The other common verbal phenomenon which accomplishes the same thing—eclipsing a sentence’s meaning—is substituting “um” and “like” and “y’know” liberally in place of actual vocabulary. It’s not just my kids and their peers who do this, it’s adults and colleagues and news reporters. I work with international students who know English as a second language, and they’re among the worst offenders I’ve encountered, learning the language from, um, y’know, teachers who talk like that.
In both cases, to use the old analogy, the hearer (inadvertent or not) loses the sentence’s forest of meaning in the speaker’s trees of too many words. There is more noise and less impact in the hearer’s ear. Aside from annoying, that’s too bad, too, because our language, and through it, the quality of the connection we make with others, is amplified by verbal economy: placing the right word in the right place (and not ten times in a row), using pause or silence to reinforce a point, arranging words to produce clarity the first time through. A “turn of phrase” is just that—using words in a way that catches the ear and makes the point in way that’s appealing, clever, efficient, maybe even beautiful.

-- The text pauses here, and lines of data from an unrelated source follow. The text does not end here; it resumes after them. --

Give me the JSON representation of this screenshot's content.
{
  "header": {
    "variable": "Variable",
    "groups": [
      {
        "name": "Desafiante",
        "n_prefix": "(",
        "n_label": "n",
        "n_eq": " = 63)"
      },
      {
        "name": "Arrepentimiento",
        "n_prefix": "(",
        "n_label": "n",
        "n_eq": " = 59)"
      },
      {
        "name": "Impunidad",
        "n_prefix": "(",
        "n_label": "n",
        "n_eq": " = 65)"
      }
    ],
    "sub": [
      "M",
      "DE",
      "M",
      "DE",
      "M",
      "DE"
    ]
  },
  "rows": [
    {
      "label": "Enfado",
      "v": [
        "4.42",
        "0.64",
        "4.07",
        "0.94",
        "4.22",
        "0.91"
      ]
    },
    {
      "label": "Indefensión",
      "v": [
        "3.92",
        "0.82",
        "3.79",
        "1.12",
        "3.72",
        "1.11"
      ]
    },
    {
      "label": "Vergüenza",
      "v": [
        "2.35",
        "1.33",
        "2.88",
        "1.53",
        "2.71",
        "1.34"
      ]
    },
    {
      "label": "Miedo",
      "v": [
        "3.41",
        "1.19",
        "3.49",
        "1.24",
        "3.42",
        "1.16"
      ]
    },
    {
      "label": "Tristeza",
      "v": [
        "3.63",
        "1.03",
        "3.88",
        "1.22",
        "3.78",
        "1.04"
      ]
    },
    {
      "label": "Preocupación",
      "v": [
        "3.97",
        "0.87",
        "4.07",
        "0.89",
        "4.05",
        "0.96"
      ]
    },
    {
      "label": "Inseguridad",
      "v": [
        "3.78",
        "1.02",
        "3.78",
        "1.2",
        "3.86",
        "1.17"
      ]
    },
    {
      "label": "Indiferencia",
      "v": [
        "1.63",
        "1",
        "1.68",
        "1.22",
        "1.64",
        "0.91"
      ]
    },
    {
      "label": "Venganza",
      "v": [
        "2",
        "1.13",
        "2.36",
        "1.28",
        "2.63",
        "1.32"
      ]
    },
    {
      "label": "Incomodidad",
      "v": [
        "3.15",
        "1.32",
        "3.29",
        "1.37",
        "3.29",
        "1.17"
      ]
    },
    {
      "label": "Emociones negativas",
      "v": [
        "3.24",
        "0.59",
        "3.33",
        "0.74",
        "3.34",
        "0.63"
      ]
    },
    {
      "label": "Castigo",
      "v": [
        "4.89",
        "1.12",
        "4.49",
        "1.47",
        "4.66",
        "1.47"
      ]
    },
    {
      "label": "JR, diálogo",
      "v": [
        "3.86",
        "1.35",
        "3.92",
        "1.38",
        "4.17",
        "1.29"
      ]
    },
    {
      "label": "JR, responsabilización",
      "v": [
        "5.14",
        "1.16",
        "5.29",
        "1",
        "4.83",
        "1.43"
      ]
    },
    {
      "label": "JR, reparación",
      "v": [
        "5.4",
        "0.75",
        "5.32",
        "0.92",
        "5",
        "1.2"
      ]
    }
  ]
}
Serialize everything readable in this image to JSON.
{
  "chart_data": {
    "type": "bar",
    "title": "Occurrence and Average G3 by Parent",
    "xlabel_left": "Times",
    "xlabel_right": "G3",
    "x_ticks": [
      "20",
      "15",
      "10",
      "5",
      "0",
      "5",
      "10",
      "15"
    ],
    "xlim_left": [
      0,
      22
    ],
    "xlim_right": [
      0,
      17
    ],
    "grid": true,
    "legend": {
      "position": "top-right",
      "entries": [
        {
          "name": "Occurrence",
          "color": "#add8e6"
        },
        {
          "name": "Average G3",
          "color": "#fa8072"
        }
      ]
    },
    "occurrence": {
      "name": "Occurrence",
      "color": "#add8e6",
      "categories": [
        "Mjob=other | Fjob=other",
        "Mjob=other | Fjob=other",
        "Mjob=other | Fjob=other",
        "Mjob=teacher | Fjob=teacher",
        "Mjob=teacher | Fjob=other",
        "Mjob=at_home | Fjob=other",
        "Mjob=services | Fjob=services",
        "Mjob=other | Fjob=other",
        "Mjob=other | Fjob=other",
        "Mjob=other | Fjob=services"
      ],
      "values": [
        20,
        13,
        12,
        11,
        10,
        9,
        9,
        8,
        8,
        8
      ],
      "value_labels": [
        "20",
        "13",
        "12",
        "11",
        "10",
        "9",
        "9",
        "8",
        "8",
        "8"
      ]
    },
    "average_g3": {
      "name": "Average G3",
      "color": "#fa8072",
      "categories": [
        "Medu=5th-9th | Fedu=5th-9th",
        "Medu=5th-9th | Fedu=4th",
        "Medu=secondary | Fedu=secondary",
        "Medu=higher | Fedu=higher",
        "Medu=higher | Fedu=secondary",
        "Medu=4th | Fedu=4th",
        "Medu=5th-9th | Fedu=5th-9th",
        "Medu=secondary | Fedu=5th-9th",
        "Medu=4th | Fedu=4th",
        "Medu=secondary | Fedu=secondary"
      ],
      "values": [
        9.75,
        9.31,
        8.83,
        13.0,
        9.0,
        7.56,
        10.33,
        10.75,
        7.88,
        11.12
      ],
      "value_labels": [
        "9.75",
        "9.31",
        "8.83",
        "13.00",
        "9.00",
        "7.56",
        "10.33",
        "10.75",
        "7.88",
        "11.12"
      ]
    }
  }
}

In In Cold Blood, Truman Capote described the locals’ reaction to the quadruple murder in their small town as “amazement, shading into dismay; a shallow horror sensation that cold springs of personal fear swiftly deepened.” A lovely turn of phrase; one knows exactly how they were feeling. This week, a caller into the leading afternoon sports talk show in Boston said that the train from Foxboro after a New England Patriot’s game is “a combination of a drunk tank and the New Delhi local.” Get the picture? I laughed out loud.
It’s not about keeping thoughts and feelings to oneself, or playing into the stereotype of the taciturn, often repressed New Englander—or whatever your local version is—it’s about allowing the language at hand to do what it does best: express complexity of concept and feeling with chosen words rather than all those that tumble and trip out, signifying nothing.